I waited only about 45 seconds to gain entry, but during those moments, I got an aloof "I don't see anyone" vibe from the three or four velvet gatekeepers. Still I was able to skip the twenty-dollar cover.
Over the past few months, Snatch has played home to "Cake Tuesday" parties, named for the phrase "Have your cake and eat it too." Marketing director Wesley Adams said the theme of the night was currently in "transition."
Since I arrived at just past midnight, I was afforded the privilege of leering at impossibly beautiful flanked by a few impossibly weird patrons and staff while the bar was still bathed in light. Cleavage, bleach-blond hair, camo, leather, denim, boots, and stilettos ruled the women's wardrobe choices, reflecting the rocker-meets-hunter theme as dictated by the dead animals on the wall and the antler chandeliers. Among the men, pomade, sharp jackets, Diesel-style jeans, and calculatedly neutral facial expressions abounded. One guy, who will probably haunt my dreams forever, looked like a six-foot-four-inch-tall cross between Gary Busey and Frankenstein's monster. His foundation-layered face provided a pallid nest for his vapid, unchanging eyes, and I don't think he moved more than three feet in either direction, or ceased to do the bobble-head dance, from midnight until four in the morning. Creepy.
Upstairs a couple of svelte young women rocked back and forth on the leather swings, and a few hip lads made use of the diminutive pool table in the center of the balcony, while DJ Tito, previously of Mynt, warmed up with some hip-hop. Pole dancers would later provide a voyeuristic performance in booty-baring red lingerie complete with bustiers and fishnet stockings.
While I sat scribbling a few notes, a long-haired manager attempted to tell me I wasn't allowed to write anything without first clearing it with management. After I amusedly reminded him of the existence of the First Amendment, he conceded and as a conciliatory gesture handed me four free drink cards, which at Snatch translates to about $44 worth of booze.

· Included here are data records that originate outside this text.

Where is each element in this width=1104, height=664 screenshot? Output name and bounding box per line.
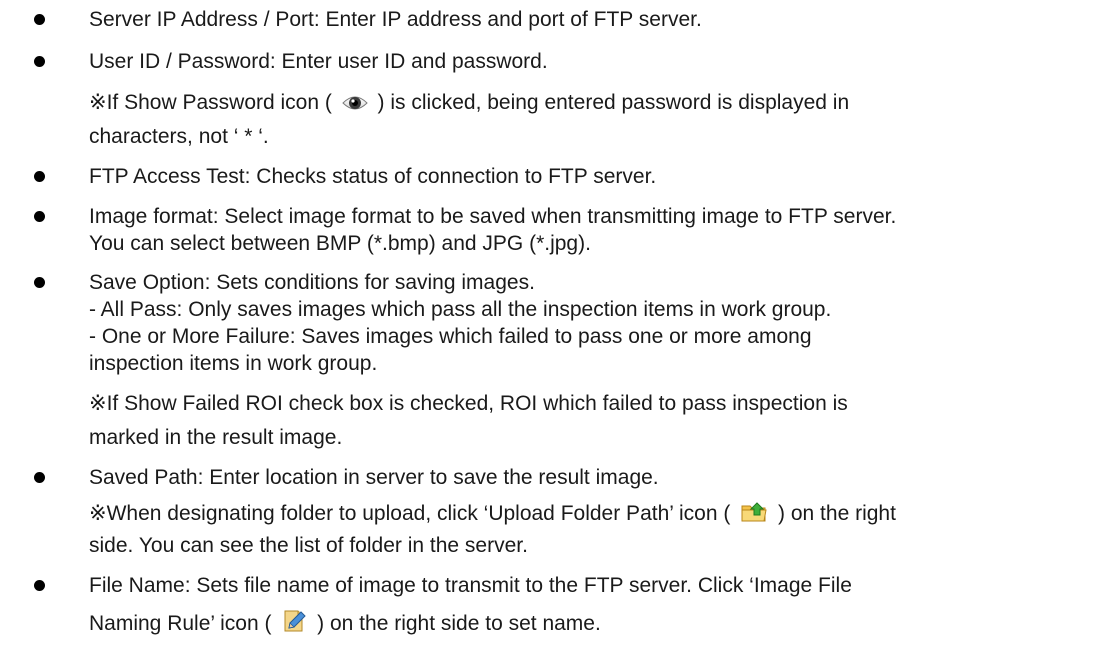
note-text: ※If Show Failed ROI check box is checked… [89,392,848,415]
note-text: ) is clicked, being entered password is … [377,91,850,114]
document-page: Server IP Address / Port: Enter IP addre… [0,0,1104,664]
upload-folder-icon [741,502,767,522]
item-text: inspection items in work group. [89,352,378,375]
item-text: Saved Path: Enter location in server to … [89,466,659,489]
bullet-icon [34,14,45,25]
bullet-icon [34,580,45,591]
note-text: ※When designating folder to upload, clic… [89,502,731,525]
note-line: ※If Show Password icon ( ) is clicked, b… [89,91,849,115]
eye-icon [341,96,368,110]
note-line: ※When designating folder to upload, clic… [89,500,896,526]
item-text: Naming Rule’ icon ( [89,612,272,635]
note-text: marked in the result image. [89,426,343,449]
item-text: Image format: Select image format to be … [89,205,897,228]
item-text: Server IP Address / Port: Enter IP addre… [89,8,702,31]
note-text: ※If Show Password icon ( [89,91,332,114]
bullet-icon [34,56,45,67]
item-text: Save Option: Sets conditions for saving … [89,271,535,294]
item-text: User ID / Password: Enter user ID and pa… [89,50,548,73]
item-text: File Name: Sets file name of image to tr… [89,574,852,597]
item-text: You can select between BMP (*.bmp) and J… [89,232,591,255]
bullet-icon [34,171,45,182]
item-text: ) on the right side to set name. [317,612,601,635]
file-naming-icon [284,610,307,632]
item-line: Naming Rule’ icon ( ) on the right side … [89,608,601,636]
note-text: characters, not ‘ * ‘. [89,125,269,148]
note-text: ) on the right [778,502,896,525]
item-text: - One or More Failure: Saves images whic… [89,325,812,348]
item-text: FTP Access Test: Checks status of connec… [89,165,657,188]
bullet-icon [34,472,45,483]
bullet-icon [34,211,45,222]
bullet-icon [34,277,45,288]
note-text: side. You can see the list of folder in … [89,534,528,557]
item-text: - All Pass: Only saves images which pass… [89,298,832,321]
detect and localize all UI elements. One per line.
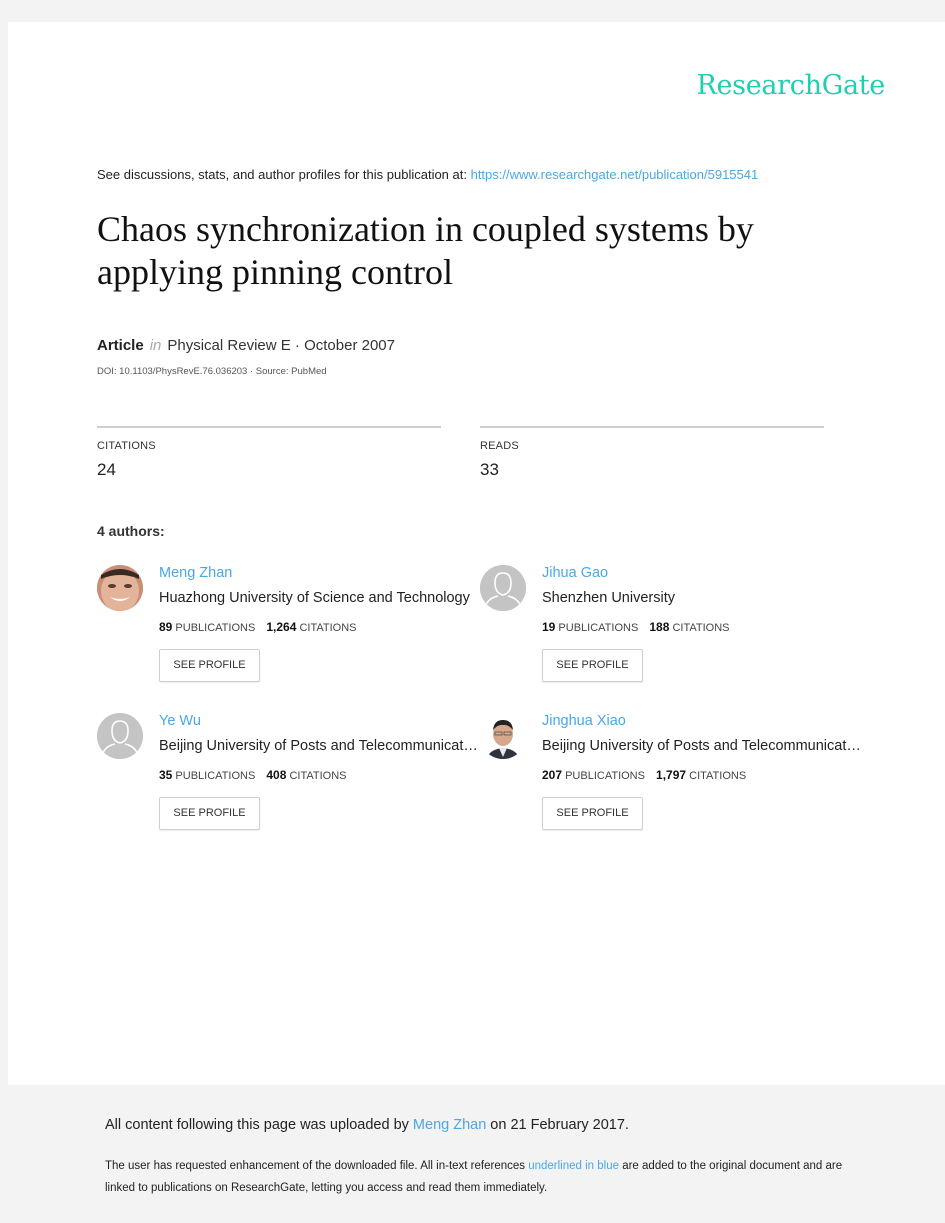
- citations-label: CITATIONS: [97, 440, 156, 452]
- publication-url-link[interactable]: https://www.researchgate.net/publication…: [471, 167, 759, 182]
- citations-stat: CITATIONS 24: [97, 426, 441, 480]
- author-name-link[interactable]: Meng Zhan: [159, 565, 232, 581]
- author-card: Jihua Gao Shenzhen University 19 PUBLICA…: [480, 565, 870, 690]
- citations-count: 188: [649, 620, 670, 634]
- citations-label: CITATIONS: [672, 622, 730, 634]
- author-institution: Shenzhen University: [542, 590, 675, 606]
- author-card: Jinghua Xiao Beijing University of Posts…: [480, 713, 870, 838]
- upload-suffix: on 21 February 2017.: [486, 1117, 629, 1133]
- author-institution: Beijing University of Posts and Telecomm…: [542, 738, 864, 754]
- cover-page: ResearchGate See discussions, stats, and…: [8, 22, 945, 1085]
- citations-label: CITATIONS: [299, 622, 357, 634]
- reads-label: READS: [480, 440, 519, 452]
- author-institution: Beijing University of Posts and Telecomm…: [159, 738, 481, 754]
- doi-line: DOI: 10.1103/PhysRevE.76.036203 · Source…: [97, 366, 327, 377]
- uploader-link[interactable]: Meng Zhan: [413, 1117, 486, 1133]
- publication-title: Chaos synchronization in coupled systems…: [97, 209, 754, 292]
- publications-label: PUBLICATIONS: [175, 622, 256, 634]
- see-profile-button[interactable]: SEE PROFILE: [542, 649, 643, 682]
- author-stats: 35 PUBLICATIONS 408 CITATIONS: [159, 768, 347, 782]
- citations-label: CITATIONS: [289, 770, 347, 782]
- see-profile-button[interactable]: SEE PROFILE: [542, 797, 643, 830]
- author-avatar-photo[interactable]: [480, 713, 526, 759]
- citations-count: 408: [266, 768, 287, 782]
- author-card: Meng Zhan Huazhong University of Science…: [97, 565, 487, 690]
- see-profile-button[interactable]: SEE PROFILE: [159, 649, 260, 682]
- author-name-link[interactable]: Jihua Gao: [542, 565, 608, 581]
- author-institution: Huazhong University of Science and Techn…: [159, 590, 470, 606]
- citations-label: CITATIONS: [689, 770, 747, 782]
- publications-count: 207: [542, 768, 563, 782]
- author-stats: 19 PUBLICATIONS 188 CITATIONS: [542, 620, 730, 634]
- see-profile-button[interactable]: SEE PROFILE: [159, 797, 260, 830]
- reads-value: 33: [480, 460, 499, 479]
- publications-count: 35: [159, 768, 173, 782]
- author-stats: 207 PUBLICATIONS 1,797 CITATIONS: [542, 768, 746, 782]
- citations-value: 24: [97, 460, 116, 479]
- author-avatar-placeholder-icon[interactable]: [97, 713, 143, 759]
- author-card: Ye Wu Beijing University of Posts and Te…: [97, 713, 487, 838]
- publications-label: PUBLICATIONS: [558, 622, 639, 634]
- venue-date: Physical Review E · October 2007: [167, 337, 395, 354]
- author-stats: 89 PUBLICATIONS 1,264 CITATIONS: [159, 620, 357, 634]
- authors-header: 4 authors:: [97, 523, 165, 539]
- publication-meta: Article in Physical Review E · October 200…: [97, 337, 395, 354]
- author-name-link[interactable]: Ye Wu: [159, 713, 201, 729]
- researchgate-logo[interactable]: ResearchGate: [696, 70, 885, 101]
- citations-count: 1,264: [266, 620, 297, 634]
- underlined-in-blue-link[interactable]: underlined in blue: [528, 1160, 619, 1172]
- publications-count: 89: [159, 620, 173, 634]
- reads-stat: READS 33: [480, 426, 824, 480]
- publications-label: PUBLICATIONS: [565, 770, 645, 782]
- publication-type: Article: [97, 337, 144, 354]
- upload-notice: All content following this page was uplo…: [105, 1117, 629, 1133]
- intro-text: See discussions, stats, and author profi…: [97, 167, 471, 182]
- publications-label: PUBLICATIONS: [175, 770, 256, 782]
- note-prefix: The user has requested enhancement of th…: [105, 1160, 529, 1172]
- publications-count: 19: [542, 620, 556, 634]
- upload-prefix: All content following this page was uplo…: [105, 1117, 413, 1133]
- author-avatar-placeholder-icon[interactable]: [480, 565, 526, 611]
- author-name-link[interactable]: Jinghua Xiao: [542, 713, 626, 729]
- in-label: in: [149, 337, 162, 354]
- intro-line: See discussions, stats, and author profi…: [97, 167, 758, 182]
- citations-count: 1,797: [656, 768, 687, 782]
- enhancement-note: The user has requested enhancement of th…: [105, 1155, 845, 1199]
- author-avatar-photo[interactable]: [97, 565, 143, 611]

While I chatted up co-owner Jim Catsos, a problem concerning a table reservation mixup emerged. Apparently Sammy Sosa, whom Catsos deems a "regular," had accidentally sat down at the wrong table. Ooooh. I guess I can see how that might be a big deal when the bottle service prices range from $225 for Absolut to $2000 for Cristal. Sosa, who refused to remove his sunglasses or suit jacket the entire night, seemed to recover quite well, perhaps aided by costly libations and beautiful young women who congregated around the 38-year-old has-been baseball player.
Later in the evening, DJ Tito began spinning some rock/pop/hip-hop mixes, sometimes laying two tracks from different genres over one another. The majority of the selection comprised well-known crowd pleasers such as "Sweet Home Alabama," "Holla Back Girl," "Born in the U.S.A.," and the occasional Snoop Dogg or Tupac track. Perhaps by the time 3:15 a.m. rolled around, Tito had had a few cocktails too many, because he played the Police's "Roxanne" twice within ten minutes.
The ladies' room had started out shiny, clean, and well stocked with everything a clubgoer could need, from hair gel to Tylenol packets to cigarettes. By the end of the night, the paltry two stalls, having serviced an estimated 300 drunk women, were a mess, to the point where one toilet seat was about to fall off.
Over the course of the night, I met several new people, none of whom was originally from Miami or Miami Beach, but most of whom have now become locals. Despite the superficial feel, which within the Miami Beach club scene is certainly not unique to Snatch, patrons were exceedingly friendly and even mildly intelligent. A husband and wife he a Frenchman and she a Colombian were unbelievably outgoing, inquiring about my education, upbringing, profession, family, friends, and perspectives, and even offering to buy me drinks. I was overwhelmed by their friendly gestures, until the male entreated me to accompany them home and then kissed me on the mouth. That was my cue to leave. And no, I don't mean with them.
Having been open for a mere four months, Snatch has built up quite a reputation as a new hot spot. The hunting-lodge-turned-strip-club décor, as well as the plush camouflage couches which, if you're not indulging in bottle service, you can forget about sitting on after midnight give the place a primal, hormonal, and raw feel all its own.
Okay, it's more of a raw-wrapped-in-plastic-wrap feel. Still, Snatch's owners have created a pseudo-utopian party spot, assuming of course that a person "likes that sort of thing."